И, слив в ведра помои, насыпав туда же месиво, шла к свиньям; иней под ногами трещал как стекло. На солнце стены казались золотыми, снег был ярко-голубой. Деревья, осыпанные пушистым инеем, так и сверкали на фоне темно-синего неба.

По льду пруда бегали мальчишки, а среди одетых в белое тростников прыгал зимородок, как кусочек радуги среди снегов.

Люция ставила на землю ведра, и в ледяной тишине далеко разносился стук коромысла о железо.

В душном полумраке хлева свиньи хрюкали и по временам взвизгивали. Некоторые лежали — жирные, белесые, огромные; другие сидели, озабоченно моргая белыми ресницами, и глухо урчали, непрерывно поводя в воздухе плоскими пятачками.

Противный плеск помоев в ведре поднимал всех их на ноги. Они жадно чавкали, уткнув рыла в серую жидкость, в которой плавали куски хлеба, картофеля, разные очистки.

Люция толкала свиней ведром, когда они выливали пойло наземь. Хотя холод и давал себя знать, она продолжала стоять здесь: приятно смотреть, как ест живая тварь.

Красный луч заходящего солнца прокрадывался в хлев и скользил по темным балкам.

«Как день теперь короток!» — удивлялась Люция и выбегала поглядеть на пурпуровый блеск заката, заливавший вечерний снег.

«Эх, если бы ночь никогда не приходила! Если бы не было ночи!» — вздыхала Люция, и слезы жгли ей глаза.

Она не могла пожаловаться, что люди ее забывают здесь, в чужой стороне. Она была такая, что всех к ней тянуло: всегда кто-нибудь у нее сидел или забегал узнать, что у нее нового.

Но ночью никто не приходил, и ей было так холодно спать, так тоскливо.
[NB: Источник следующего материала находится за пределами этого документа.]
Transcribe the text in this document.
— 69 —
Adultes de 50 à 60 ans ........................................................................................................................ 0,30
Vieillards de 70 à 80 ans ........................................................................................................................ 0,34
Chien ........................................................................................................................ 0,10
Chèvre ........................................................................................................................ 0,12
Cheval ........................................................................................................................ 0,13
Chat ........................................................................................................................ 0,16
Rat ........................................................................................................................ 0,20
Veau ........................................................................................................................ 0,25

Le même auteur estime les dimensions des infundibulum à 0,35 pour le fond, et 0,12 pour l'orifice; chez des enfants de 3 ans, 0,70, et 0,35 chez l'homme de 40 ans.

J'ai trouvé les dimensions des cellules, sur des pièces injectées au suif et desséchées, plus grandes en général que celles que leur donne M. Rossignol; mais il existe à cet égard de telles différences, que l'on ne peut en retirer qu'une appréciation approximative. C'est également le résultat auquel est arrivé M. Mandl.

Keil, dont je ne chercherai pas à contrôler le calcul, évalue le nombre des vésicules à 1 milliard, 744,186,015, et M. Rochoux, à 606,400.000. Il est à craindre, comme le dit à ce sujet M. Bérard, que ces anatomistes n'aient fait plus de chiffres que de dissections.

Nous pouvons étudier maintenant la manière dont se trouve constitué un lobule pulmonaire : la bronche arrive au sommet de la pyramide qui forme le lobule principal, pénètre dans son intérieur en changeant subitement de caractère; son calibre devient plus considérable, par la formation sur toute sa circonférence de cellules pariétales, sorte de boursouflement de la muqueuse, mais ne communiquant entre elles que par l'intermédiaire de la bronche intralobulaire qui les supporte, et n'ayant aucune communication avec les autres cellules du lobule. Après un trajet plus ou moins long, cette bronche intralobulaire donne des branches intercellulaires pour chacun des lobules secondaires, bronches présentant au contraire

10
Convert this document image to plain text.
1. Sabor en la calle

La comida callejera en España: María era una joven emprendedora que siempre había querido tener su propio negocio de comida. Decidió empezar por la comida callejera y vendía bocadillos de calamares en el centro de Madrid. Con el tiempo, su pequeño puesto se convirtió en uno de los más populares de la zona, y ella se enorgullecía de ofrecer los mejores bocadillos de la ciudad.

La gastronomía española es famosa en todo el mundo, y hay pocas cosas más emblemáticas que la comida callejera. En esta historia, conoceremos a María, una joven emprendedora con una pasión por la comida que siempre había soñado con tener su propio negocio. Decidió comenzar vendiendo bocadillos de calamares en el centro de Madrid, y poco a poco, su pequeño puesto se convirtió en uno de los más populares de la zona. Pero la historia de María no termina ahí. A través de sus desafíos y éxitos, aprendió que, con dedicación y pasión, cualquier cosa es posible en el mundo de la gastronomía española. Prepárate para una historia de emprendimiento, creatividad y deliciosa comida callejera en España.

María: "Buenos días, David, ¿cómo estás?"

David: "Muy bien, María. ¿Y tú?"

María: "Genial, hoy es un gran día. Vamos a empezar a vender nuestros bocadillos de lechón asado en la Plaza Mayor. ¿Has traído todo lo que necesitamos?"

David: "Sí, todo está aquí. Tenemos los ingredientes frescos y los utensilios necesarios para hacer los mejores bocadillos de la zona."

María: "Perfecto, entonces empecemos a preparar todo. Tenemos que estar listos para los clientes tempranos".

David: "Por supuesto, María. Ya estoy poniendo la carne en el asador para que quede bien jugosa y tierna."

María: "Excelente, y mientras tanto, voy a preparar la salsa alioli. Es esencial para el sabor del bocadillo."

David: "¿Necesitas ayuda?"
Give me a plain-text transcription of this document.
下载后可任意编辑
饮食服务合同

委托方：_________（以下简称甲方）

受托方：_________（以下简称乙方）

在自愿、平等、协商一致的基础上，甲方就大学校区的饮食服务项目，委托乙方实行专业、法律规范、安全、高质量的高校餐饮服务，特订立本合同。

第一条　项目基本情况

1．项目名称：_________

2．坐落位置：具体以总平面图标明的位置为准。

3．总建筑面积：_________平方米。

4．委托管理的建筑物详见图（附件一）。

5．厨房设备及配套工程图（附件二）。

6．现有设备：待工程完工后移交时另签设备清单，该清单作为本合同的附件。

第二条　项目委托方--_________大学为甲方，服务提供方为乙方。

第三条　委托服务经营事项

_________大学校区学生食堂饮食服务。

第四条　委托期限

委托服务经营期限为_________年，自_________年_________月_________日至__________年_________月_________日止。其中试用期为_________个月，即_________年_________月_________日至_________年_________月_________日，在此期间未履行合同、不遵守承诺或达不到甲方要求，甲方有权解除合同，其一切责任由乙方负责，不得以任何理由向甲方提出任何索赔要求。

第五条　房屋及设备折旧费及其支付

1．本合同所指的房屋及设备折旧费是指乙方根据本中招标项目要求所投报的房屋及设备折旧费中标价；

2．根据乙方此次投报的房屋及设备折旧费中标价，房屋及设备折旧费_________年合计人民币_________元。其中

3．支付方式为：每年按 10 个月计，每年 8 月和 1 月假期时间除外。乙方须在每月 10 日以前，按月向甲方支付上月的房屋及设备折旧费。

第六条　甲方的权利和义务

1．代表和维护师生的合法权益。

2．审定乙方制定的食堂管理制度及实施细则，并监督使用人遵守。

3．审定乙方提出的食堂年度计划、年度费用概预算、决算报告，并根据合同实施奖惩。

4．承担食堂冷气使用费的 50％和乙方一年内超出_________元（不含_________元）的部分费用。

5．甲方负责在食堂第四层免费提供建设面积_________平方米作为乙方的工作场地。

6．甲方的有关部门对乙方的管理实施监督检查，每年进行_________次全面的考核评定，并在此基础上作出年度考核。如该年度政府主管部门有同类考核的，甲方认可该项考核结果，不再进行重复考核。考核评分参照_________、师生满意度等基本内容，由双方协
Чтобы скоротать долгие часы темноты и одиночества, она сначала по вечерам ходила к Кучам, но перестала, заметив, что ей не рады. Это оттого, что они были на стороне ее стариков. Все тут встречали ее сухо, кроме самого младшего, Станислава, которого все звали Стахом.

Но об этом Стахе ходила дурная слава. Говорили, например, будто он живет с девчонкой, что была у них на побегушках, — с пятнадцатилетней Маней. Будто эту Маню он бьет и жену тоже бьет, и в доме у них Содом и Гоморра, настоящий ад.

А Люция, бывая у них, не замечала ничего такого. Наоборот, жена Стаха смотрела на него очень умильно, а Маня вертелась между ними, живая, как ртуть, всегда с песнями.